Kudüs şehri tekrar inşa edildikten sonra, 2.yüzyıl başlarında burada yeniden kiliseler kurulmuştur. Fakat bu kiliseler Yahudi olmayanlar tarafından kurulmuş kiliselerdir. Bu yeni kurulan kiliselerin önderlerinin isimleri de Yahudi olmayanların isimlerini taşımaktadır ki, zaten birçok yıl boyunca Yahudilerin Kudüs’e girmeleri yasaktı. Kudüs, daha sonraki yüzyıllarda Hıristiyanlığa önderlik eden beş patriklikten birisi olmuştur. Bu patrikliklerden bir tanesinin Kudüs olmasının nedeni şehir olarak önemli olmasından değil, İsa’nın orada yaşamış olmasındandır.



1.ve 2.yüzyıl başına gittiğimizde özellikle elçilerle ilgili çok fazla bilgi ya da yazılı belge bulamıyoruz. Bunun nedeni de özellikle bu dönemde yaşayan elçiler ve diğer kişilerin çok büyük baskılar altında kaçarak ya da saklanarak Müjde’yi vaaz etmiş olmalarıdır. Daha çok hayatta kalmaya çalışmakla uğraştıkları için yazmaya pek vakitleri ve güçleri olmamıştı.

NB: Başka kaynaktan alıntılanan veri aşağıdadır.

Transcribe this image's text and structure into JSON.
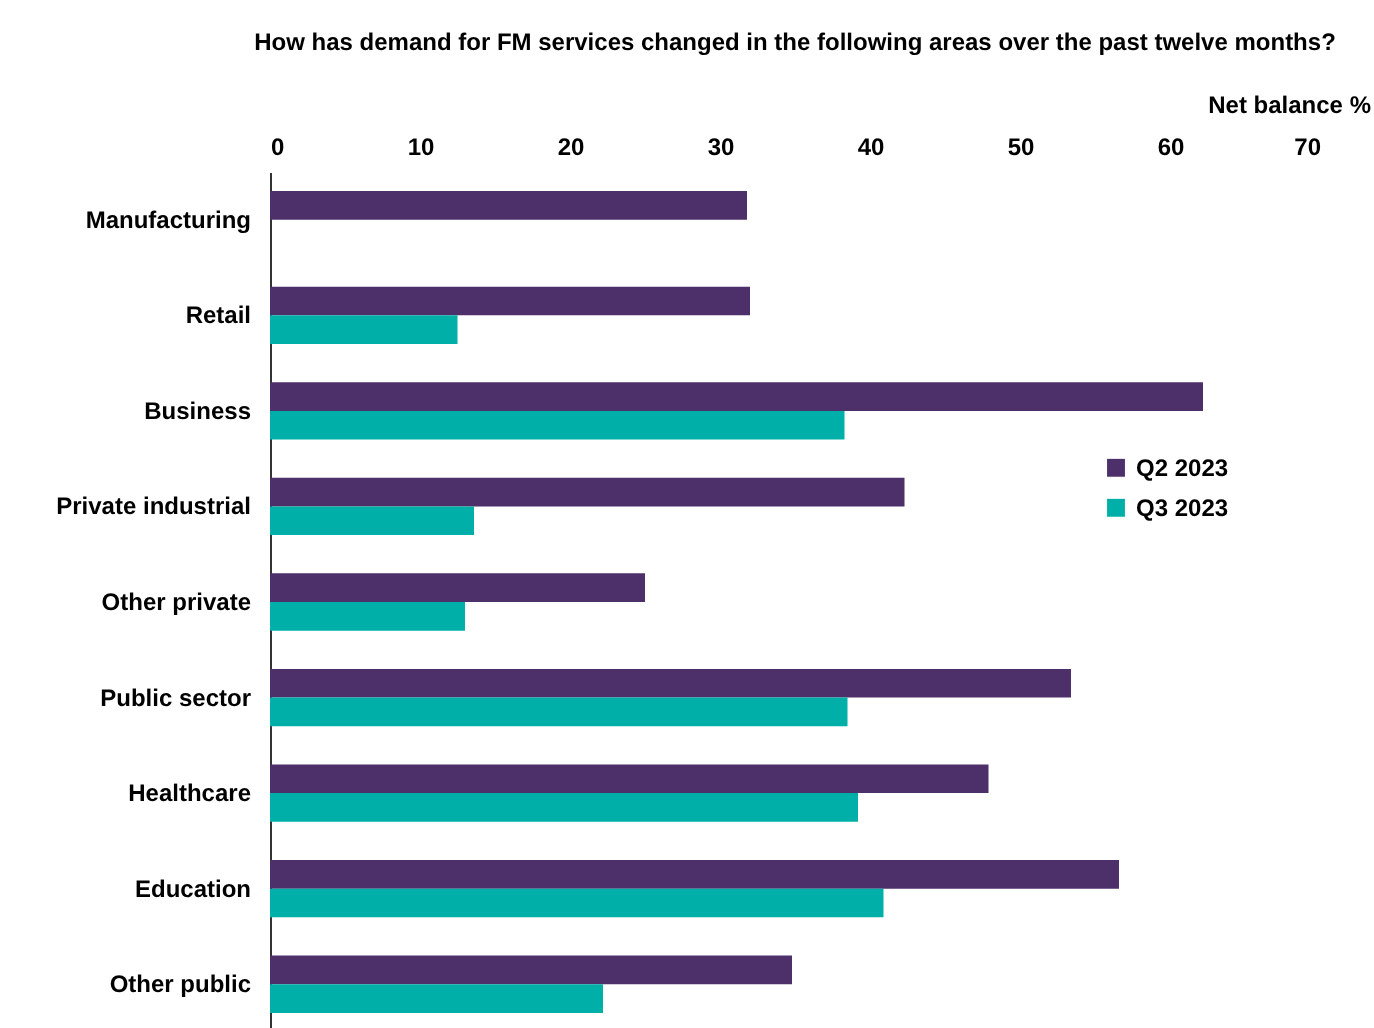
{
  "chart_data": {
    "type": "bar",
    "orientation": "horizontal",
    "title": "How has demand for FM services changed in the following areas over the past twelve months?",
    "xlabel": "Net balance %",
    "categories": [
      "Manufacturing",
      "Retail",
      "Business",
      "Private industrial",
      "Other private",
      "Public sector",
      "Healthcare",
      "Education",
      "Other public"
    ],
    "series": [
      {
        "name": "Q2 2023",
        "color": "#4d2f6a",
        "values": [
          31.8,
          32.0,
          62.2,
          42.3,
          25.0,
          53.4,
          47.9,
          56.6,
          34.8
        ]
      },
      {
        "name": "Q3 2023",
        "color": "#00b0a8",
        "values": [
          null,
          12.5,
          38.3,
          13.6,
          13.0,
          38.5,
          39.2,
          40.9,
          22.2
        ]
      }
    ],
    "xlim": [
      0,
      70
    ],
    "xticks": [
      0,
      10,
      20,
      30,
      40,
      50,
      60,
      70
    ],
    "grid": false,
    "legend": "right"
  }
}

Bu yüzden de bu dönemle ilgili daha çok geleneklerden bilgi edinebiliyoruz. Geleneklere göre Markos kitabını yazan Markos, Mısır’daki İskenderiye’ye gitmiş ve orada Müjde’yi vaaz etmiştir. Yine geleneklere baktığımızda Thomas’ın da Müjde’yi Babil ve Hindistan’a kadar taşıdığını görüyoruz. Hatta Ninova ve Musul bölgesinde yaşayan bazı Asurlu Hıristiyanlar da Müjde’yi Thomas aracılığıyla duyduklarını söylemektedirler.

Müjde’nin Bizans’a da Andreas tarafından taşındığı söylenir ki İncil’in ulaşmasından 300 yıl sonra büyük bir merkez olan Bizans, o dönemlerde küçük bir köydü.

Petrus ve Pavlus ise Roma’ya kadar gitmişler ve 60’lı yılların ortalarında da her ikisi de burada katledilmişlerdir.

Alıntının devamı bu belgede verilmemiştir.